Harald Burchardt of pureLiFi, the firm behind the tech, says ceiling spotlights in the room have been spaced evenly so that their downward, cone-shaped beams can connect to a light-receiving dongle plugged into a tablet computer.

“We’re using the light itself,” he tells me, gesturing at the bulbs above. “These are flickering at billions of times a second, naked to the human eye.”

LiFi can offer data speeds of up to eight gigabits per second (8Gbps) – about 400 times faster than the average broadband speed in the UK.

BBC - pureLiFi and O2 partnership 5G

 

You need only walk a few steps out of the room and the signal drops. Inside, it stays ultra snappy.

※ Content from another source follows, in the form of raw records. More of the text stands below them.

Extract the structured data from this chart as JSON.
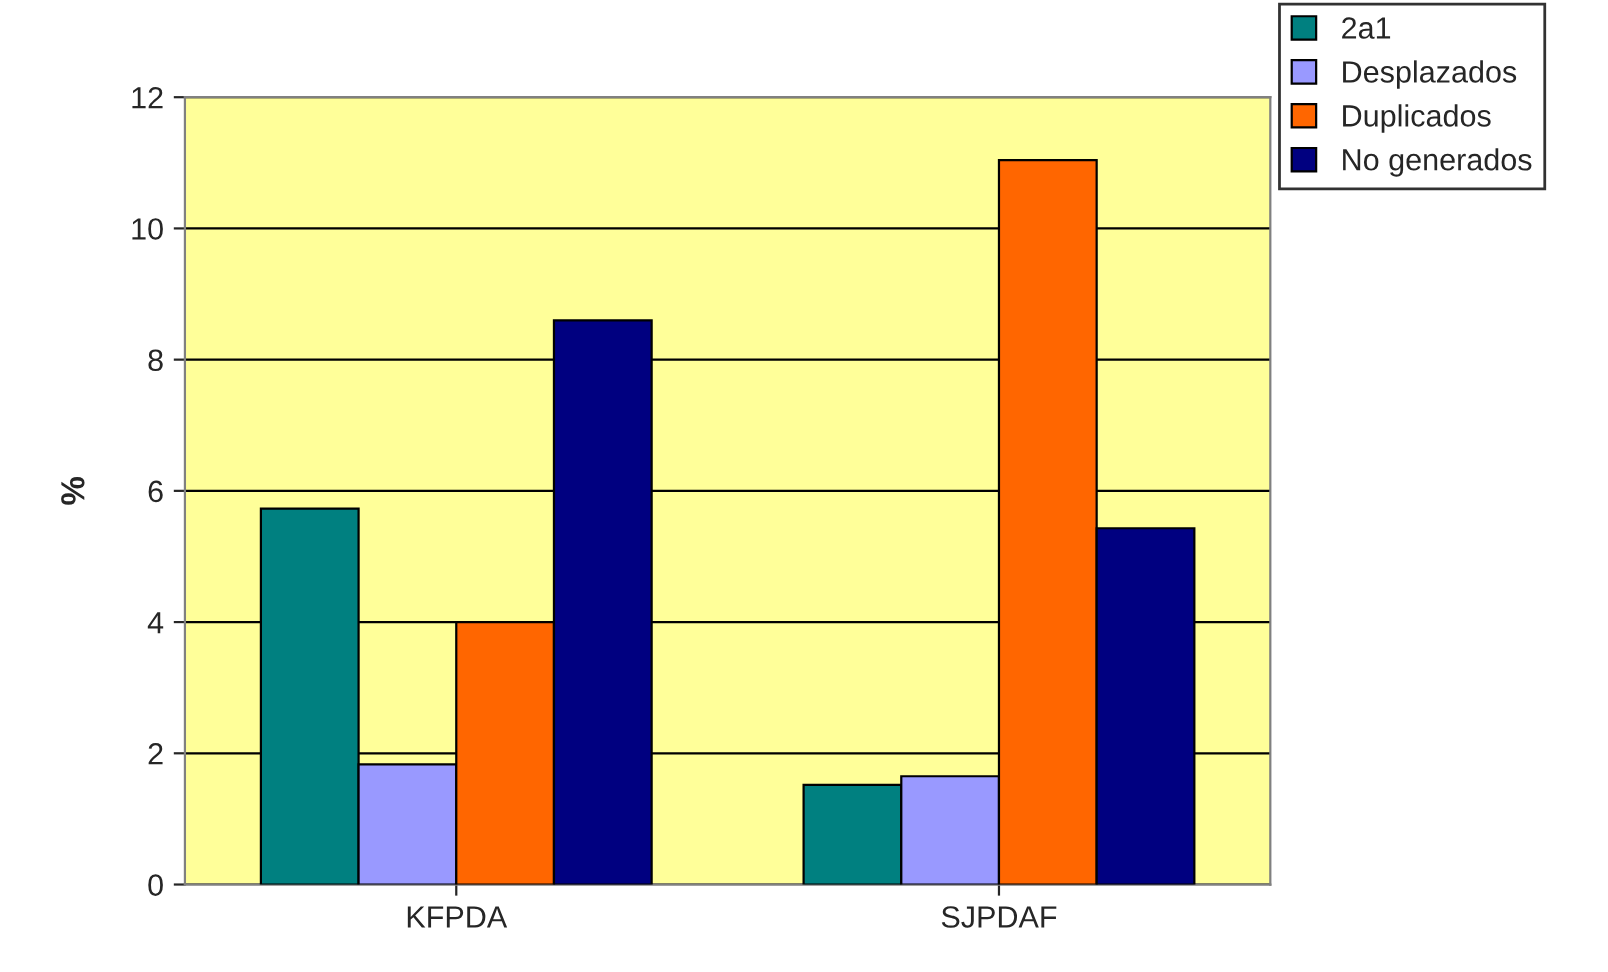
{
  "chart_data": {
    "type": "bar",
    "ylabel": "%",
    "categories": [
      "KFPDA",
      "SJPDAF"
    ],
    "series": [
      {
        "name": "2a1",
        "color": "#008080",
        "values": [
          5.73,
          1.52
        ]
      },
      {
        "name": "Desplazados",
        "color": "#9999ff",
        "values": [
          1.83,
          1.65
        ]
      },
      {
        "name": "Duplicados",
        "color": "#ff6600",
        "values": [
          4.0,
          11.04
        ]
      },
      {
        "name": "No generados",
        "color": "#000080",
        "values": [
          8.6,
          5.43
        ]
      }
    ],
    "ylim": [
      0,
      12
    ],
    "yticks": [
      0,
      2,
      4,
      6,
      8,
      10,
      12
    ],
    "grid": "y",
    "legend": "top right"
  }
}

Within the ceiling, the light bulbs have been connected to access points that are wired to the internet. If you didn’t know that, though, you’d simply think you had walked into a well-lit room. It’s a much more market-ready version of the technology demonstrated to the BBC four years ago.

So why is O2 considering li-fi as a potential way of offering 5G-style mobile connectivity in indoor spaces?

“Targeting indoor coverage is a real challenge,” explains Brendan O’Reilly, O2’s Chief Technology Officer

This is because it is harder for high-frequency, short wavelength 5G radio signals to penetrate walls and windows than 4G radio signals. Despite ostensibly being faster, the 5G signal may actually be less accessible in some places as a result.

“Li-fi could be part of a 5G solution. It provides good data rates,” says Mr O’Reilly.

“I don’t think we’ll see O2 necessarily offering to make light bulbs themselves, but as part of a solution to a connectivity problem I can see li-fi playing a role in that.”

LiFi could extend mobile connectivity into those hard-to-reach indoor spaces. Or li-fi bulbs could replace streetlights in well-lit urban areas to provide high-speed connections to densely packed crowds of people.

Last year, Harald Haas, who coined the term “li-fi”, published a paper in which he described the technology as a game-changer for 5G, listing a number of potential applications.

It might connect “internet of things” devices dotted around a building via light, he argued, offer connectivity to driverless cars moving along roads, or bring super-fast wireless internet to devices in data centres.

And Mr O’Reilly suggests that hospitals could easily hook up healthcare devices to the local network without having to rely on over-burdened wi-fi networks or relying on potentially hazardous cables.